Absctract

This is implementation of Moses Charikar’s simhashes in Ruby.

Usage

When you have a string and want to calculate it’s simhash, you should

my_string.simhash

By default it will generate 64-bit integer - that is simhash for this string

It’s always better to tokenize string before simhashing. It’s as simple as

my_string.simhash(:split_by => / /)

This will generate 64-bit integer based, but will split string into words before. It’s handy when you need to calculate similarity of strings based on word usage. You can split string as you like: by letters/sentences/specific letter-combinations, etc.

my_string.simhash(:split_by => /./, :hashbits => 512)

Sometimes you might need longer simhash (finding similarity for very long strings is a good example). You can set length of result hash by passing hashbits parameter. This example will return 512-bit simhash for your string splitted by sentences.

Advanced usage

It’s useful to clean your string before simhashing. But it’s useful not to clean, too.

Here are examples:

my_string.simhash(:stop_words => true) # here we clean

This will find stop-words in your string and remove them before simhashing. Stop-words are “the”, “not”, “about”, etc. Currently we remove only Russian and English stop-words.

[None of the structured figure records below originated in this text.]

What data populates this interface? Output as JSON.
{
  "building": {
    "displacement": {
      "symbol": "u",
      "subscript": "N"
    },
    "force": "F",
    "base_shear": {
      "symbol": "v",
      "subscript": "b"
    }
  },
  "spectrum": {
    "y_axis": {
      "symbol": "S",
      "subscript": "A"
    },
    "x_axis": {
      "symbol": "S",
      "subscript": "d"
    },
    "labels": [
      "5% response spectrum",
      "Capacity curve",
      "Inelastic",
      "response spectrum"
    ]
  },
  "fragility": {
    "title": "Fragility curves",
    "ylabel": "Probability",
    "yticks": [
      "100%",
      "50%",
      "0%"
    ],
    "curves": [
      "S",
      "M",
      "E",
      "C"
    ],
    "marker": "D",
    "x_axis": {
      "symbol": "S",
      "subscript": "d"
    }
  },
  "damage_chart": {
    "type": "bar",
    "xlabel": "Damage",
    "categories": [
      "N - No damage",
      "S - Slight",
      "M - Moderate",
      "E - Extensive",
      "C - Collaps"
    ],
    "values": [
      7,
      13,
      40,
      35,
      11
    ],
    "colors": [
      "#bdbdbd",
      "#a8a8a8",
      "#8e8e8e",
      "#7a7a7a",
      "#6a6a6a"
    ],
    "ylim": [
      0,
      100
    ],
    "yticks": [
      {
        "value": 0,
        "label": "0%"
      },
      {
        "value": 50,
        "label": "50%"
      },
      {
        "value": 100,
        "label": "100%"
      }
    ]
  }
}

my_string.simhash(:preserve_punctuation => true) # here we not

This will not remove punctuation before simhashing. Yes, we remove all dots, commas, etc. after splitting string to words by default. Because different punctiation does not mean difference in general. If you not agree you can turn this default off.

Installation

As usual:

gem install simhash

But if you have GNU MP library, simhash will work faster! To check out which version is used, type:

Simhash::DEFAULT_STRING_HASH_METHOD It should return symbol. If symbol ends with “rb”, your simhash is slow. If you want make it faster, install GNU MP.

To build C extensions:

cd ext/string_hashing
ARCHFLAGS='-arch x84_64' ruby extconf.rb
make

You might be able to omit ‘ARCHFLAGS` or use a different version.